Last night's Game Awards included a slew of new game reveals, but some of them came with studio launches as well. One of those companies was Dramatic Labs, a team of all-remote developers working on Star Trek: Resurgence.
It's the first narrative adventure Star Trek game that we've seen in a long time. Set in the era following the movies featuring the cast of Star Trek: The Next Generation, Resurgence is a choice-driven third-person adventure game similar to Life is Strange or the other narrative adventures Telltale Games was known for.
That's because many folks at Dramatic Labs are Telltale Games veterans, including Cinematic Director Kent Mudle and lead writer Dan Martin. Mudle and Martin told Game Developer that the team at Dramatic Labs specifically assembled to bring Resurgence to life, and that the team's experience at Telltale helped convince Viacom CBS that they'd be good creative partners on a Star Trek game.
Here's our full Q&A with Mudle and Martin, where we discuss what it takes to make a game set in the legendary TV franchise, and how the team wants their new studio be a good workplace for years to come.
A big-budget Star Trek game is so exciting! Star Trek is a story that people have deep personal connections to, and sometimes those deep personal connections can lead to conflicting directions in adapting/internalizing Star Trek.
What’s your vision for working in this world, and what do you think you’re doing right to capture that Star Trek feel?

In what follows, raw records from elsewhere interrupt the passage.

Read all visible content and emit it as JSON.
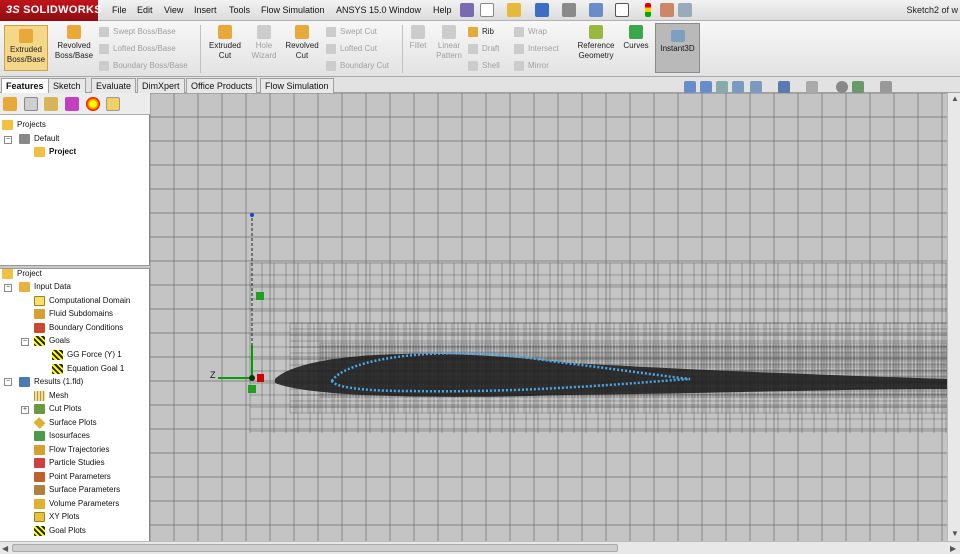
{
  "app": {
    "logo": "SOLIDWORKS",
    "logo_prefix": "3S",
    "title": "Sketch2 of w"
  },
  "menu": [
    "File",
    "Edit",
    "View",
    "Insert",
    "Tools",
    "Flow Simulation",
    "ANSYS 15.0",
    "Window",
    "Help"
  ],
  "features": {
    "extruded_boss": [
      "Extruded",
      "Boss/Base"
    ],
    "revolved_boss": [
      "Revolved",
      "Boss/Base"
    ],
    "swept_boss": "Swept Boss/Base",
    "lofted_boss": "Lofted Boss/Base",
    "boundary_boss": "Boundary Boss/Base",
    "extruded_cut": [
      "Extruded",
      "Cut"
    ],
    "hole_wizard": [
      "Hole",
      "Wizard"
    ],
    "revolved_cut": [
      "Revolved",
      "Cut"
    ],
    "swept_cut": "Swept Cut",
    "lofted_cut": "Lofted Cut",
    "boundary_cut": "Boundary Cut",
    "fillet": "Fillet",
    "linear_pattern": [
      "Linear",
      "Pattern"
    ],
    "rib": "Rib",
    "draft": "Draft",
    "shell": "Shell",
    "wrap": "Wrap",
    "intersect": "Intersect",
    "mirror": "Mirror",
    "reference_geometry": [
      "Reference",
      "Geometry"
    ],
    "curves": "Curves",
    "instant3d": "Instant3D"
  },
  "tabs": [
    "Features",
    "Sketch",
    "Evaluate",
    "DimXpert",
    "Office Products",
    "Flow Simulation"
  ],
  "projects_tree": {
    "root": "Projects",
    "config": "Default",
    "project": "Project"
  },
  "analysis_tree": {
    "root": "Project",
    "input_data": "Input Data",
    "input_items": [
      "Computational Domain",
      "Fluid Subdomains",
      "Boundary Conditions"
    ],
    "goals": "Goals",
    "goal_items": [
      "GG Force (Y) 1",
      "Equation Goal 1"
    ],
    "results": "Results (1.fld)",
    "result_items": [
      "Mesh",
      "Cut Plots",
      "Surface Plots",
      "Isosurfaces",
      "Flow Trajectories",
      "Particle Studies",
      "Point Parameters",
      "Surface Parameters",
      "Volume Parameters",
      "XY Plots",
      "Goal Plots"
    ]
  },
  "axis_labels": {
    "z": "Z"
  },
  "colors": {
    "accent": "#c0141a",
    "viewport": "#c4c4c4",
    "airfoil_outline": "#4aa8e8",
    "axis_y": "#00a000",
    "axis_z": "#00a000",
    "origin": "#d00000"
  }
}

Martin: I think it starts with bringing our own personal connections to Star Trek. I remember watching Star Trek: IV on TV and not being entirely sure that they didn’t actually have a cloaked Bird of Prey set down in Golden Gate Park during filming. I watched The Next Generation at 7pm on Saturdays in first-run syndication on a local UHF channel.
One of my first jobs in Hollywood was on the Paramount lot and I got to stand on the very stages where the shows were shot. I was thrilled to reunite with Captain Picard and other old friends when they returned on Paramount+. And I’m anxiously awaiting the upcoming Strange New Worlds, to see new adventures from the crew of the Enterprise in the 23rd Century.
Mudle: For Star Trek: Resurgence, we’ve chosen a specific time period – right after the feature films of the Star Trek: The Next Generation era – that provides a lot of signposts for the look and the feel, but we hope to bring in the best of all the various incarnations of Star Trek to our game.
Star Trek is a series that’s been mythologized as pushing the boundaries for what’s considered or mainstream in society (Uhura and Kirk’s kiss in The Original Series, gay and nonbinary characters featured in Discovery, etc.) Does the team have any ambitions of contributing to that tradition of Star Trek?
Martin: The crew of the U.S.S. Resolute is a diverse one. That said, we are telling a brisk adventure story, so the relationships that we’re focusing on are the types of camaraderie found when people with a shared mission are put in extraordinary circumstances, the challenges of leading people with divergent viewpoints, and deciding what matters to you – the player – when there is no “right” answer.
Something I’ve loved about Star Trek as a child is watching the show introduce characters from its “villain” species as heroic, neutral, or morally complicated individuals as time goes on. (Klingons being the best example). Is this part of the team’s goal at all?
Martin: When dealing with alien species, perhaps “humanize” isn’t the right term to use… but we certainly want to show developed, well-rounded characters as representatives of their respective cultures. Our goal is always to challenge the player with tough choices, and creating complex relationships, even with the “villains” helps us do just that.
Mudle: Not to mention, the best villains see themselves as the heroes of their own story!
It’s cool that the team is launching an all-remote studio! Are there any challenges with setting it up that the team has been dealing with?
Martin: Putting together a new production or starting a company is always challenging. But one of the many benefits of a significant portion of the team having worked together on a lot of games already is that we have a shared understanding of how to put this game together.
Mudle: We know what needs to be done, and have a shorthand of communication already in place. We also have team members placed all over the country and work with outsourcing partners all over the globe, so in a way, you might say that we couldn’t have built this team any other way BUT fully remote.
With every new studio announce, we’ve been reflecting on the recent news about companies like Activision Blizzard and Ubisoft, and how abusive workplaces can take root. What do you think your team is doing correctly from the jump in terms of making sure your workplace is respectful, safe, and able to recruit developers from a diverse array of backgrounds?
Mudle: It’s very important to Dramatic Labs that we build an inclusive work environment for everyone involved. We want to enable people to do their best work, and that happens when they feel heard and respected, and they like what they’re making. And while we can always do better, our goal is to bring in more diverse voices to our team as we continue to grow.
To that end, we encourage any and all applicants to take a look at the jobs page on our website and see if they’d be a fit for one of the roles we’re looking to fill.